Через несколько недель тщательно отредактированная мною статья была готова. Авторами значились Вентер, Верландер, Гудман и Каплан. После этого Каплан вызвал меня в офис и сказал, что Гудман хочет поставить Верландера на первое, вожделенное место в списке. Я напомнил, что это мое исследование, основанное на наших идеях, а Верландер – всего лишь химик, сделавший полимеры. Каплан согласился, но заметил, что для аспиранта я уже и так становлюсь достаточно известным, и не имеет значения, на каком месте будет стоять мое имя, – главное, что оно указано. А вот Верландеру необходим толчок для карьеры. Верландер был нашим коллегой и хорошим ученым, но хотя я и уступил – с большой горечью, – все равно считал, что мой вклад ключевой и я имею право быть первым автором. Чутье не подвело Каплана, и наша работа получила практически полное признание.

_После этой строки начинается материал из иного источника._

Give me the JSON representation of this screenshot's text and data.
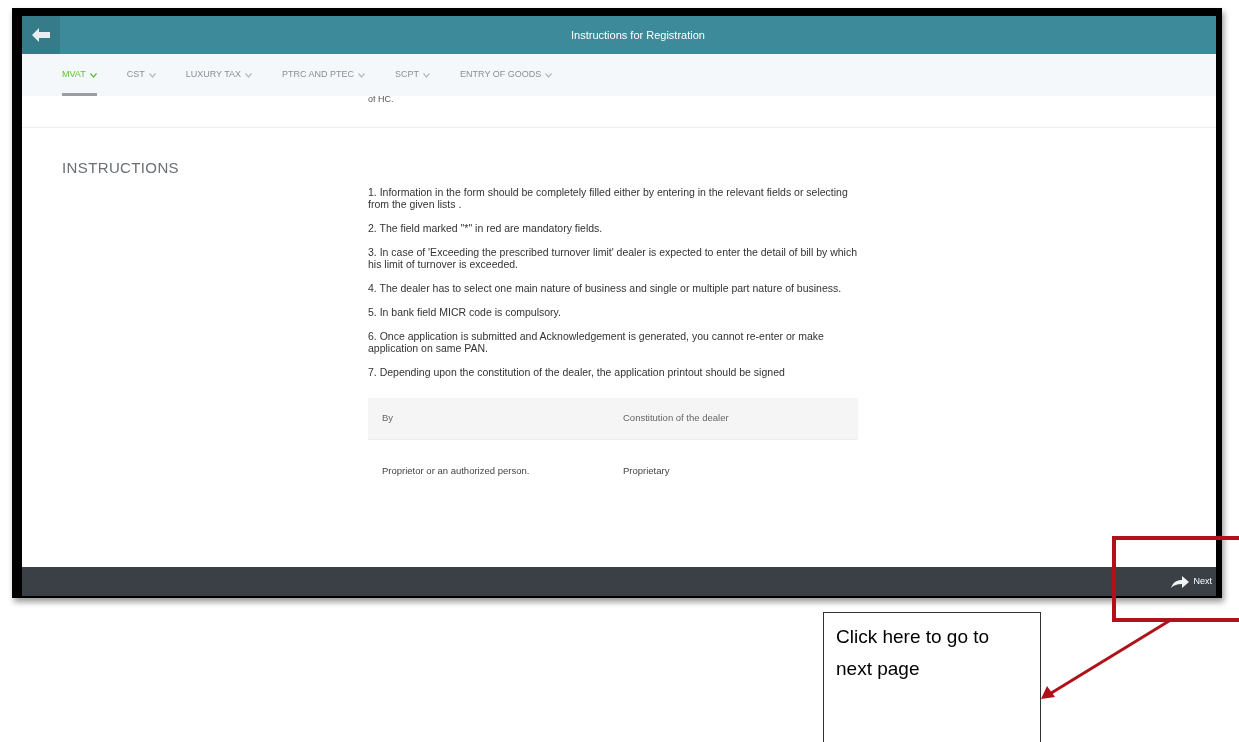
{
  "header": {
    "title": "Instructions for Registration"
  },
  "tabs": [
    {
      "label": "MVAT",
      "selected": true
    },
    {
      "label": "CST",
      "selected": false
    },
    {
      "label": "LUXURY TAX",
      "selected": false
    },
    {
      "label": "PTRC AND PTEC",
      "selected": false
    },
    {
      "label": "SCPT",
      "selected": false
    },
    {
      "label": "ENTRY OF GOODS",
      "selected": false
    }
  ],
  "partial_row": {
    "text": "of HC."
  },
  "section": {
    "heading": "INSTRUCTIONS",
    "items": [
      "1. Information in the form should be completely filled either by entering in the relevant fields or selecting from the given lists .",
      "2. The field marked \"*\" in red are mandatory fields.",
      "3. In case of 'Exceeding the prescribed turnover limit' dealer is expected to enter the detail of bill by which his limit of turnover is exceeded.",
      "4. The dealer has to select one main nature of business and single or multiple part nature of business.",
      "5. In bank field MICR code is compulsory.",
      "6. Once application is submitted and Acknowledgement is generated, you cannot re-enter or make application on same PAN.",
      "7. Depending upon the constitution of the dealer, the application printout should be signed"
    ],
    "table": {
      "columns": [
        "By",
        "Constitution of the dealer"
      ],
      "rows": [
        [
          "Proprietor or an authorized person.",
          "Proprietary"
        ]
      ]
    }
  },
  "footer": {
    "next_label": "Next"
  },
  "annotation": {
    "text": "Click here to go to next page"
  }
}
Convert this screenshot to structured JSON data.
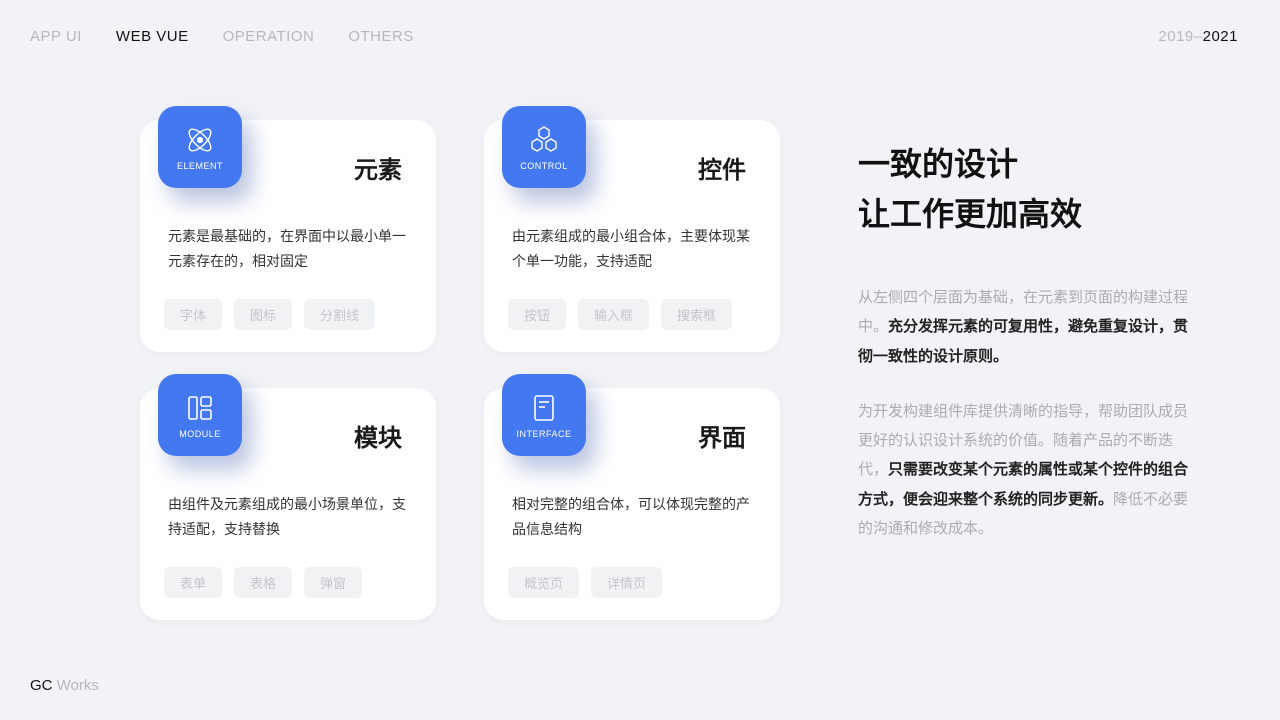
{
  "nav": {
    "items": [
      "APP UI",
      "WEB VUE",
      "OPERATION",
      "OTHERS"
    ],
    "active_index": 1
  },
  "year": {
    "range": "2019–",
    "current": "2021"
  },
  "brand": {
    "a": "GC ",
    "b": "Works"
  },
  "cards": [
    {
      "badge_label": "ELEMENT",
      "title": "元素",
      "desc": "元素是最基础的，在界面中以最小单一元素存在的，相对固定",
      "tags": [
        "字体",
        "图标",
        "分割线"
      ]
    },
    {
      "badge_label": "CONTROL",
      "title": "控件",
      "desc": "由元素组成的最小组合体，主要体现某个单一功能，支持适配",
      "tags": [
        "按钮",
        "输入框",
        "搜索框"
      ]
    },
    {
      "badge_label": "MODULE",
      "title": "模块",
      "desc": "由组件及元素组成的最小场景单位，支持适配，支持替换",
      "tags": [
        "表单",
        "表格",
        "弹窗"
      ]
    },
    {
      "badge_label": "INTERFACE",
      "title": "界面",
      "desc": "相对完整的组合体，可以体现完整的产品信息结构",
      "tags": [
        "概览页",
        "详情页"
      ]
    }
  ],
  "intro": {
    "h1_line1": "一致的设计",
    "h1_line2": "让工作更加高效",
    "p1_a": "从左侧四个层面为基础，在元素到页面的构建过程中。",
    "p1_b": "充分发挥元素的可复用性，避免重复设计，贯彻一致性的设计原则。",
    "p2_a": "为开发构建组件库提供清晰的指导，帮助团队成员更好的认识设计系统的价值。随着产品的不断迭代，",
    "p2_b": "只需要改变某个元素的属性或某个控件的组合方式，便会迎来整个系统的同步更新。",
    "p2_c": "降低不必要的沟通和修改成本。"
  }
}
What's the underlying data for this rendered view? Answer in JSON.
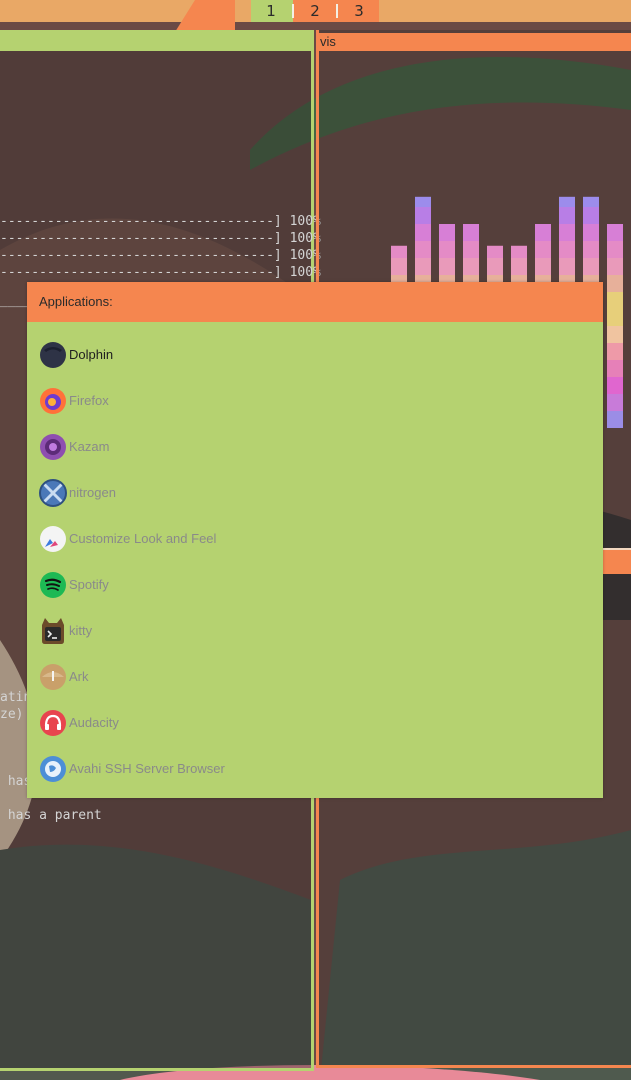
{
  "workspaces": [
    {
      "label": "1",
      "active": true
    },
    {
      "label": "2",
      "active": false
    },
    {
      "label": "3",
      "active": false
    }
  ],
  "right_window": {
    "title": "vis"
  },
  "terminal": {
    "lines": [
      "-----------------------------------] 100%",
      "-----------------------------------] 100%",
      "-----------------------------------] 100%",
      "-----------------------------------] 100%",
      "____",
      "atin",
      "ze)",
      " has",
      " has a parent"
    ]
  },
  "launcher": {
    "header": "Applications:",
    "items": [
      {
        "label": "Dolphin",
        "icon": "dolphin-icon",
        "selected": true
      },
      {
        "label": "Firefox",
        "icon": "firefox-icon",
        "selected": false
      },
      {
        "label": "Kazam",
        "icon": "kazam-icon",
        "selected": false
      },
      {
        "label": "nitrogen",
        "icon": "nitrogen-icon",
        "selected": false
      },
      {
        "label": "Customize Look and Feel",
        "icon": "customize-look-icon",
        "selected": false
      },
      {
        "label": "Spotify",
        "icon": "spotify-icon",
        "selected": false
      },
      {
        "label": "kitty",
        "icon": "kitty-icon",
        "selected": false
      },
      {
        "label": "Ark",
        "icon": "ark-icon",
        "selected": false
      },
      {
        "label": "Audacity",
        "icon": "audacity-icon",
        "selected": false
      },
      {
        "label": "Avahi SSH Server Browser",
        "icon": "avahi-ssh-icon",
        "selected": false
      }
    ]
  },
  "colors": {
    "accent_green": "#b5d270",
    "accent_orange": "#f5864f",
    "topbar": "#e9a866"
  },
  "visualizer": {
    "levels": [
      0.17,
      0.26,
      0.52,
      0.67,
      0.85,
      0.75,
      0.75,
      0.67,
      0.67,
      0.75,
      0.85,
      0.85,
      0.75
    ]
  }
}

К тому времени Каплан узнал, что он номинирован на Нобелевскую премию за свою работу по энзимологии, и ему захотелось сделать какое-нибудь эффектное и громкое открытие, которое убедит Нобелевский комитет, что именно он, Каплан, является достойным премии. И тогда помощник и правая рука Каплана предоставил мне карт-бланш на проверку некоторых моих идей насчет адреналиновых рецепторов и соответствующих ферментов. Одним из очевидных вариантов развития исследований был поиск рецепторов, то есть таких участков, где связываются гормоны адреналиновой группы. Я хотел использовать бусину с адреналином для извлечения рецептора из сложной смеси клеточных белков, а затем очистить его и изучить.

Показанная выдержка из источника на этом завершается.